To be fair, Pataki does warn the reader in his introduction that he is going to focus on the monotheistic religions. Christianity (the religion of about 33% of the world’s population) is his main target, while Islam (20%) and Judaism (a mere 0.2%) are often caught in his field of fire but less often singled out. He barely mentions Hinduism (13%) or Buddhism (6%), and in fact his prime argument applies to them poorly or not at all. My use of ‘religion’ for the rest of this review follows his, misleading though it is.
Reasonably enough, Pataki feels that examining faith where it is central to the individuals’ life will reveal its essentials most clearly, so fundamentalists get more attention than moderates. But (almost incidentally) he is even more scathing about wishy-washy postmodernist interpretations of Christianity than about mainstream beliefs, finding that they make no sense even in religious terms.
Psychoanalysing monotheism, Pataki concludes that the real reasons people commit to religious beliefs are to satisfy unconscious narcissistic needs to belong, to feel loved and to feel superior. Then, he says, they build elaborate rationalisations around their religion which prevent and protect them from ever honestly examining their beliefs. Finally, since it is so delusional, religion is dangerous to both its adherents and the wider community: it is intrinsically authoritarian, bullying, defensive, conservative, anti-intellectual, anti-rational, paternalistic, infantilising and misogynistic.
Christians’ claims that our western civic and legal system are built on Christian foundations are, according to Pataki, historically inaccurate. In fact, he says, religion’s stance is that law must always be subject to faith, and he sees worrying similarities between Islamic law and the legislative agenda of the Christian Right. Reason and science suffer the same relegation to second-class status, ‘wrong’ whenever they contradict Authority.
There is surprisingly little overlap between this book and Dawkins’ The God Delusion. Pataki chooses not to consider attempts to prove or disprove the existence of God, he spends little time on the conflict between science and religion, and he presents quite a different – if even less flattering – explanation for the foundations of religious belief.

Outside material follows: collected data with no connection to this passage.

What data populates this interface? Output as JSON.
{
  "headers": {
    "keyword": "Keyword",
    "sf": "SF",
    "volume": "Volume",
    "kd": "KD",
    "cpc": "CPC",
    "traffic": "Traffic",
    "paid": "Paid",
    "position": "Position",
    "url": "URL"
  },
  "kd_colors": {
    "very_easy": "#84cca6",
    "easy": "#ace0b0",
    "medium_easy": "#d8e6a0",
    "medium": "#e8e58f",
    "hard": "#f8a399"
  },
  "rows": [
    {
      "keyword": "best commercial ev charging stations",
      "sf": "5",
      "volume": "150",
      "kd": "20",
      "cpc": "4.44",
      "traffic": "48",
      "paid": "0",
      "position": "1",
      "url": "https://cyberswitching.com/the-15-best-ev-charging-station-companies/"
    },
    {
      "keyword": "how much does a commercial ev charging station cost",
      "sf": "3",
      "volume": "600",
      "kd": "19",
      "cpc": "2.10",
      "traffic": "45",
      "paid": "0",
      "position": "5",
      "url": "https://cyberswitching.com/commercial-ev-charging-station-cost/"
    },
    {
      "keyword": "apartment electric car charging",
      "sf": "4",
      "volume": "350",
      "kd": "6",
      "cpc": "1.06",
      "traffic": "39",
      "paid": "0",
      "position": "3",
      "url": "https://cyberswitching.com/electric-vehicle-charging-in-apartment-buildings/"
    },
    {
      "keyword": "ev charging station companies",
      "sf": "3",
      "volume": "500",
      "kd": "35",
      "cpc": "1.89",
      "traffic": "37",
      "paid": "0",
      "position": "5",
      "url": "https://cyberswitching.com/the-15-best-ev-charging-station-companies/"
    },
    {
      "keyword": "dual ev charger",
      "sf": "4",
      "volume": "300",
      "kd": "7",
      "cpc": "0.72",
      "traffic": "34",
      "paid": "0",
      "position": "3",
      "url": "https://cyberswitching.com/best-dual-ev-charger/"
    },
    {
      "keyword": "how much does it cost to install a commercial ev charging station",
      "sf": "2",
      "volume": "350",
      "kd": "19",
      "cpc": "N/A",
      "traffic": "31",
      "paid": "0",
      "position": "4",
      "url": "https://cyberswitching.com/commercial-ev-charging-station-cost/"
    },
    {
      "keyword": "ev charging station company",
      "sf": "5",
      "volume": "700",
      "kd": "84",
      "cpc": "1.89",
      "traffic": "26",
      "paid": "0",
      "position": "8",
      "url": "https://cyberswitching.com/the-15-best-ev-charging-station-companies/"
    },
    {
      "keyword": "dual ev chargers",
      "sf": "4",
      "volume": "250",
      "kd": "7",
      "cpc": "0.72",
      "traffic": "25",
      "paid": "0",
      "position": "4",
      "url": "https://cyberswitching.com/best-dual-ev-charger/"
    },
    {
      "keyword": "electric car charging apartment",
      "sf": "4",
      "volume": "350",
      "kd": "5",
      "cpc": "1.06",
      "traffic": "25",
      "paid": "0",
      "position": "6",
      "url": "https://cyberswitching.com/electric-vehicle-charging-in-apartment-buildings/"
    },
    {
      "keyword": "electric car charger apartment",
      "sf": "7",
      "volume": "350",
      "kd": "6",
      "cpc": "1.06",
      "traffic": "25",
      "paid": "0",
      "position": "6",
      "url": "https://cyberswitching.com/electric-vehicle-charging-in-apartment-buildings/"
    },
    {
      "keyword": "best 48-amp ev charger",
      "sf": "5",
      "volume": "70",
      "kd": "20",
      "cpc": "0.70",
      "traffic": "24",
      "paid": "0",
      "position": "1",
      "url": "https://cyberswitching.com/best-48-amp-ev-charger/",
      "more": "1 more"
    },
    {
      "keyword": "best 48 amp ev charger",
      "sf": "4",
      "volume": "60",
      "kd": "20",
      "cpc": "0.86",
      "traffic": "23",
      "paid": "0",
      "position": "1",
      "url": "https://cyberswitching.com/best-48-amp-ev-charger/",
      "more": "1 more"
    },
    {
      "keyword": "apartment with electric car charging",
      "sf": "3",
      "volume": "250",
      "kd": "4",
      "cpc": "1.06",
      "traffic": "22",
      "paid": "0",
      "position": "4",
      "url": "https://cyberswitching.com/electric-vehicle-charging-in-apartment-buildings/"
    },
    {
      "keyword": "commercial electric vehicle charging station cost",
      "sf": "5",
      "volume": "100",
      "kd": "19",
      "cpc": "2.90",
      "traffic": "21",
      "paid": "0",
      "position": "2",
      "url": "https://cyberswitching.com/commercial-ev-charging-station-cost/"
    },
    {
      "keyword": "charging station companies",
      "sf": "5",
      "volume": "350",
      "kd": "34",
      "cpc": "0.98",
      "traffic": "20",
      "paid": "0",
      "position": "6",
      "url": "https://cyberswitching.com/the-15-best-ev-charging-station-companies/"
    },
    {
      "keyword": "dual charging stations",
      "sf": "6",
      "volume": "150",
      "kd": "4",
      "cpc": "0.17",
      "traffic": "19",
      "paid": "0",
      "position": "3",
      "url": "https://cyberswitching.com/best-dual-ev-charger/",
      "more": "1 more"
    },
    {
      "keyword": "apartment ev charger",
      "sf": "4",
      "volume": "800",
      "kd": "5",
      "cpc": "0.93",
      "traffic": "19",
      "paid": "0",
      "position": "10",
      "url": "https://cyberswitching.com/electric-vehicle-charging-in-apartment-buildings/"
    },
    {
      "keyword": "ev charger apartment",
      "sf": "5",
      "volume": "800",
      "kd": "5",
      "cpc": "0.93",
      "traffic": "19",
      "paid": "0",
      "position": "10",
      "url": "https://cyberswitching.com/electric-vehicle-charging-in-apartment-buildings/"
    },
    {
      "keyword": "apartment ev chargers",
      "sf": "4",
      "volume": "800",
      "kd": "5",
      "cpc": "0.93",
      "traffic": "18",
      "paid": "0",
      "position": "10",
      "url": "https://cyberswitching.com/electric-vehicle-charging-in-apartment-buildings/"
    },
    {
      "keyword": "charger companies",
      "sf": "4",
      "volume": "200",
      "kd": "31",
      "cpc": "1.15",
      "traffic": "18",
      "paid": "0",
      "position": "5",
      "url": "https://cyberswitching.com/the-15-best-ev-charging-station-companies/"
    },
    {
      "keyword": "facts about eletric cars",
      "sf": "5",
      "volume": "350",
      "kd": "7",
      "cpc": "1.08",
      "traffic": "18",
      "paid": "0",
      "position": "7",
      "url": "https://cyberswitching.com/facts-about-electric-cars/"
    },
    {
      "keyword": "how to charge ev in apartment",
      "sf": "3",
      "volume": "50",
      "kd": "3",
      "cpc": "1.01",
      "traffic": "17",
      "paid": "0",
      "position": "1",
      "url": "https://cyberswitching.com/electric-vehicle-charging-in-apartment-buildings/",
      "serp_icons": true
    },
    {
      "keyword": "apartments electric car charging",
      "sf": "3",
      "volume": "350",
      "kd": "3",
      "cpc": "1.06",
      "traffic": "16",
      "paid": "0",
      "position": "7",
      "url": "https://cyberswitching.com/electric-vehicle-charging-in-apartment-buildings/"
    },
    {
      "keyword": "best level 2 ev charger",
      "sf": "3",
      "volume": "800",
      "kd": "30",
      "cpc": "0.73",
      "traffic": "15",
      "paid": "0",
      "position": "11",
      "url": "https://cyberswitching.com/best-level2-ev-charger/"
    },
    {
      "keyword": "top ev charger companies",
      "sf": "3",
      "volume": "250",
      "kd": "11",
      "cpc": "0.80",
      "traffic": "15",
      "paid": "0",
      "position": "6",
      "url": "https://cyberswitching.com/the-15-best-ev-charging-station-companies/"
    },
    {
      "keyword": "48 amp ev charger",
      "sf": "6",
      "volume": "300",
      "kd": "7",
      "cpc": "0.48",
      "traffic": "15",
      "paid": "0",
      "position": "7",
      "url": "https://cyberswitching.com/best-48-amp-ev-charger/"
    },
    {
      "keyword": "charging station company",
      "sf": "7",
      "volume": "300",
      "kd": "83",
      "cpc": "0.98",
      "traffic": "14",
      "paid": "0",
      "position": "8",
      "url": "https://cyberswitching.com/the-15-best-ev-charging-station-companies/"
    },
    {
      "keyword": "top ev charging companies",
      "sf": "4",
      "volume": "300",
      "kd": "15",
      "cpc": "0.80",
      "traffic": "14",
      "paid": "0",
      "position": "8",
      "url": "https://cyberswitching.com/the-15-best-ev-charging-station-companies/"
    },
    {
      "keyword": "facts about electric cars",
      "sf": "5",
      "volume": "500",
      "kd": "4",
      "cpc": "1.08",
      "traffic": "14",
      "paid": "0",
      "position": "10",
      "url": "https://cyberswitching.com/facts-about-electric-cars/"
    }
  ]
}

Pataki is an academic philosopher and Against Religion is as clearly and logically argued as one would expect from such an author. That does not guarantee that he is right, of course, and in fact the Freudian psychology he relies upon has all too many of the characteristics of the religions he attacks. However, Against Religion is a worthwhile contribution to a debate which is increasingly important as resurgent Christian fundamentalism pushes its way into mainstream geopolitics.